River Child
by Eleanor Millard
Trafford Publishing

"I am eighteen, an illegitimate Indian kid, living in a puny old log cabin with my grandfather. And who are you? You’re a Whiteman, you’ve been to university, you're a social worker, nearly ten years older than me..."

The words above echo the feelings of Selena Maclean, an Indian woman, who was born in Yukon's Klondike, famous for its Gold Rush. River Child is mostly Selena's story, and her life in the small city of Dawson, but it is also a story of her mother, Eliza Maclean, and Selena's grandfather, Dave Maclean, a white man, who has been taking care of Selena since her youth.

The first part of the story chronicles Eliza Maclean's life, from her beginnings as a young student in the Indian school to which her father sent her to study for several years, to the sexual abuse she suffered there, and her descent into alcoholism and destructive behavior after she returned home. Her daughter Selena, who was raised by her grandfather, hates her mother for her neglectful behavior, and she tries to stay out of trouble in an Indian community where drunkenness is a way of life. Selena tries to fit into a society where Whites and Indians live side by side, but do not mingle, and encounters personal and social conflicts in Dawson.

The book is in part a tragic tear-jerker, but readers find themselves cheering for Selena throughout the book, as she goes through her trials and tribulations. She has feelings for Michael Scott, a white, educated social worker in Dawson. When the Dawsonites find out he’s dating an Indian girl, they try to break them up, and finally, Michael loses his job and is forced to break up with Selena. The breakup and the death of her beloved Indian grandmother makes Selena descend into the same personal hell her mother experienced with drugs, men, and drinking.

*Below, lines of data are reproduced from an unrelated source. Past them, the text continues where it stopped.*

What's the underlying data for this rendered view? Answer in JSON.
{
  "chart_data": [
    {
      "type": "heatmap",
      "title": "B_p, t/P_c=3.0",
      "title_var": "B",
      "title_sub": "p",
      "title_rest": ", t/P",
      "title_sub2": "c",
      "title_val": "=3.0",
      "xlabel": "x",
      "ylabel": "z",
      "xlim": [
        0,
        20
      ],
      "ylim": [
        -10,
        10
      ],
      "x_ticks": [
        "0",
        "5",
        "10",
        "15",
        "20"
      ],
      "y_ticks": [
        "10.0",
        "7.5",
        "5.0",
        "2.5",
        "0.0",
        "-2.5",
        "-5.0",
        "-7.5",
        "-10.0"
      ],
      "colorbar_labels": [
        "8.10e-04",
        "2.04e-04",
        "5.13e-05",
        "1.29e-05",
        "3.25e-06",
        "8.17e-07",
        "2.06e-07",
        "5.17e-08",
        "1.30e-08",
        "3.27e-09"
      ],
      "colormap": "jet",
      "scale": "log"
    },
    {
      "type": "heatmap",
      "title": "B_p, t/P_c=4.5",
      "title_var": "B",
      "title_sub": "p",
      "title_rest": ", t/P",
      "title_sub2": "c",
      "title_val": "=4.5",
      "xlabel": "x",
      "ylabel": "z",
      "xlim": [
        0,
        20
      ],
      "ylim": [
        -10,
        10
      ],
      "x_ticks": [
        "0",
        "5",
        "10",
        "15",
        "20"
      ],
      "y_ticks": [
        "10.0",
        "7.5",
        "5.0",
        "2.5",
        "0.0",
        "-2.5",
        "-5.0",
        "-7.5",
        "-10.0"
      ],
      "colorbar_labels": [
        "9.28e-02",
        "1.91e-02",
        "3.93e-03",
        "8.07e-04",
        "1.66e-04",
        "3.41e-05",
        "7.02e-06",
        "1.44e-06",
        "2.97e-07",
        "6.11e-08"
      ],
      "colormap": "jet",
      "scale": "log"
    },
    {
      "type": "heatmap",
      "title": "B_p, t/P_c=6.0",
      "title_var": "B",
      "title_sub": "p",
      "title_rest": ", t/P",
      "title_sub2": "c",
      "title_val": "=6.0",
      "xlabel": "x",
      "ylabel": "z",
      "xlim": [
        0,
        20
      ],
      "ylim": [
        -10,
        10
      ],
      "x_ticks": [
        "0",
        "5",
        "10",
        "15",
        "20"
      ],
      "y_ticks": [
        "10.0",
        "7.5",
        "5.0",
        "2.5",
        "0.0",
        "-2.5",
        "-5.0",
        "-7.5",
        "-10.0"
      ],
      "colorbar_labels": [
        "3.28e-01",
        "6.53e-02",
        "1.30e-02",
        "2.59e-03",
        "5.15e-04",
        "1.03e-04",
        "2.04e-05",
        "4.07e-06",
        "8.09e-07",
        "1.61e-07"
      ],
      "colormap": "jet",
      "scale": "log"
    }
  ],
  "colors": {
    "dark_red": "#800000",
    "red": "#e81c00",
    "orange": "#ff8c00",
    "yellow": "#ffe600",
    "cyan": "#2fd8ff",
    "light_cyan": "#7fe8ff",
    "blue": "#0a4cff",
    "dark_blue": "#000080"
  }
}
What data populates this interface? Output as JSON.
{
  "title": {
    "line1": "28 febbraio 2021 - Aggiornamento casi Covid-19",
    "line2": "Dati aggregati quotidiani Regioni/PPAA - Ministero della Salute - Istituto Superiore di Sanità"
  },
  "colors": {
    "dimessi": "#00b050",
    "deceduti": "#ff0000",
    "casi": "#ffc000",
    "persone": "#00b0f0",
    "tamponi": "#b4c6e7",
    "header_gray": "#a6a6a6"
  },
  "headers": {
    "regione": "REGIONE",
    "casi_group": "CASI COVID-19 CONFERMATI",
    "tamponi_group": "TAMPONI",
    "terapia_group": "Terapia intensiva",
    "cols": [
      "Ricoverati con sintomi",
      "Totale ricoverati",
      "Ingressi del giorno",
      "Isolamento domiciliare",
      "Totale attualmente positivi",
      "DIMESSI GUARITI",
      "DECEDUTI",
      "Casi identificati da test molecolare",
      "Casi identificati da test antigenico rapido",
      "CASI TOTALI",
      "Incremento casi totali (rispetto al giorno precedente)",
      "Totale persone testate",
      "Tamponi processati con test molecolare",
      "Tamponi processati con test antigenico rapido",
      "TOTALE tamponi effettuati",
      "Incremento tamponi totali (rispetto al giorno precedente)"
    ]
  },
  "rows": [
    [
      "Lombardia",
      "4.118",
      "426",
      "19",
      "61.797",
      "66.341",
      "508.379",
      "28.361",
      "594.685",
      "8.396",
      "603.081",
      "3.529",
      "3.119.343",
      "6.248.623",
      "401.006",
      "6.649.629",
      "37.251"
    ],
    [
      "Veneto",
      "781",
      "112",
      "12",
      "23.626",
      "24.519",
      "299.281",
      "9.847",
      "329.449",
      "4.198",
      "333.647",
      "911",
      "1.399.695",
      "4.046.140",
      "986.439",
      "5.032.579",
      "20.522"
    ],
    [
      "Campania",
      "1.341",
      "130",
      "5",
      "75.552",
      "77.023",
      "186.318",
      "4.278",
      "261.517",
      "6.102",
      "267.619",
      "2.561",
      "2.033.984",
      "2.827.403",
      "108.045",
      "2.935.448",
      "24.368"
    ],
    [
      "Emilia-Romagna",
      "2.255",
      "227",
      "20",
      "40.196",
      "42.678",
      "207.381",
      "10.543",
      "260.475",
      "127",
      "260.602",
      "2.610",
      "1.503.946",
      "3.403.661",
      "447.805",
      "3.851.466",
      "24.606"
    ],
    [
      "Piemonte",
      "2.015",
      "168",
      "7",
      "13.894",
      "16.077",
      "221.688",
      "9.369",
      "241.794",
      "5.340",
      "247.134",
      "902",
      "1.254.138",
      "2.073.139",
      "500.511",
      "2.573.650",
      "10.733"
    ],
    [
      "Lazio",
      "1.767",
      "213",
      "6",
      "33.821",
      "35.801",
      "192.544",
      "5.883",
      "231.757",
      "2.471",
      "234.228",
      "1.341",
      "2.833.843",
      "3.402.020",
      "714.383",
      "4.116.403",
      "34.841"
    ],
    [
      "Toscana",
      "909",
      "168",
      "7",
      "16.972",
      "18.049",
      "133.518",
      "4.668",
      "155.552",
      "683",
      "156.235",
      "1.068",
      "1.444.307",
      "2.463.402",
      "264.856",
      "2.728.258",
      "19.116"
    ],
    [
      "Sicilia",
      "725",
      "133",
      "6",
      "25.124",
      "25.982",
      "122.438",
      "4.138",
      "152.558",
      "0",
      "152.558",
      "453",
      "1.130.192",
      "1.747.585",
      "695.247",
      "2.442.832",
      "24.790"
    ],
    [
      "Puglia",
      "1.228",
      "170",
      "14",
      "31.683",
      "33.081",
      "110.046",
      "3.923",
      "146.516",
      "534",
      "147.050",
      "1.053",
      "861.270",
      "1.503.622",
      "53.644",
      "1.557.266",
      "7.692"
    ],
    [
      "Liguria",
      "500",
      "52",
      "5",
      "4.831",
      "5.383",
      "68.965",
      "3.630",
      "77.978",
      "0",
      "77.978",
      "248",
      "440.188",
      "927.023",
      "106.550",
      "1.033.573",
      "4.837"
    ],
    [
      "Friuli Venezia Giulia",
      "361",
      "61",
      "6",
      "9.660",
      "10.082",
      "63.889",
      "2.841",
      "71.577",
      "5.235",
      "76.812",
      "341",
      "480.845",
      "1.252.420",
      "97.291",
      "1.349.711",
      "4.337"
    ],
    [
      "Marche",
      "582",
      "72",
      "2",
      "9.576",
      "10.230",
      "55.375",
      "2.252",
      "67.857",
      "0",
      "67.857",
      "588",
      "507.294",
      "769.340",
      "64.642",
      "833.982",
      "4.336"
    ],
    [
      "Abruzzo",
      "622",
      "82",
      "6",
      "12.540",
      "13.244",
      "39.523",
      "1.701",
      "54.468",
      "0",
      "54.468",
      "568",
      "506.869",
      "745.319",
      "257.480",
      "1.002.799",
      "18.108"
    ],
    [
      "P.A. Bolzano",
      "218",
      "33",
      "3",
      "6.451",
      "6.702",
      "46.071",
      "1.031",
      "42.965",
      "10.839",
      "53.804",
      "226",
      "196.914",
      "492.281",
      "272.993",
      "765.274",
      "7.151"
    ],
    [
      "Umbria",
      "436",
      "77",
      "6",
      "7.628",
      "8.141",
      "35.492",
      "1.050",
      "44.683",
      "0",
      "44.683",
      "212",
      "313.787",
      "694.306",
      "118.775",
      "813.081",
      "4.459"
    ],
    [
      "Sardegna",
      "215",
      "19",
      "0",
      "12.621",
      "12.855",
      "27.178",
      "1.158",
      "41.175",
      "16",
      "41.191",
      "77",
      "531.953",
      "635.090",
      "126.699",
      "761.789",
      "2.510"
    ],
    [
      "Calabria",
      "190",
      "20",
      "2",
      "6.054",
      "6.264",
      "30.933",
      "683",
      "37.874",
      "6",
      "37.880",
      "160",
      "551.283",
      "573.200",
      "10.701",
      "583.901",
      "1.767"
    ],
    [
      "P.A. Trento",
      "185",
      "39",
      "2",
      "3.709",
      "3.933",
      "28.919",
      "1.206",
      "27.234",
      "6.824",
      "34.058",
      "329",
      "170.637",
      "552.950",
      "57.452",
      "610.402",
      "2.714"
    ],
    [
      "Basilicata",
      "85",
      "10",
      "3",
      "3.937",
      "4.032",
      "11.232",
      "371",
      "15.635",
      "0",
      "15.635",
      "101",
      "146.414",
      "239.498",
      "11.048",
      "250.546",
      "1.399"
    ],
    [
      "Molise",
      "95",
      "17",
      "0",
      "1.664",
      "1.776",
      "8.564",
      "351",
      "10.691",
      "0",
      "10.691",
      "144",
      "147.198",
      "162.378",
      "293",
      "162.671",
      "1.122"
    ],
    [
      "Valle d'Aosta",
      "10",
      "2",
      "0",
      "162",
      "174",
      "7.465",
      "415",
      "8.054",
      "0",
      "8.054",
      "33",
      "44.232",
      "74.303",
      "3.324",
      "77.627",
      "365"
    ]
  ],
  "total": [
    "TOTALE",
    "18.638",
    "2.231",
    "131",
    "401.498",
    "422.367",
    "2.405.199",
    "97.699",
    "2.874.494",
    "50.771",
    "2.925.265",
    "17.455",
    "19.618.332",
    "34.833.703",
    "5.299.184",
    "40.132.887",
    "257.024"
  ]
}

Millard has expertly described, in an emotionally-charged, engaging prose, the strained relationships between the white people and the Indians in Dawson, and the racism that lies just underneath the surface of an otherwise quiet town, where everybody knows what everybody else is doing. This is a good, engrossing book, based on Millard's personal experiences, who has lived in the Yukon since 1965.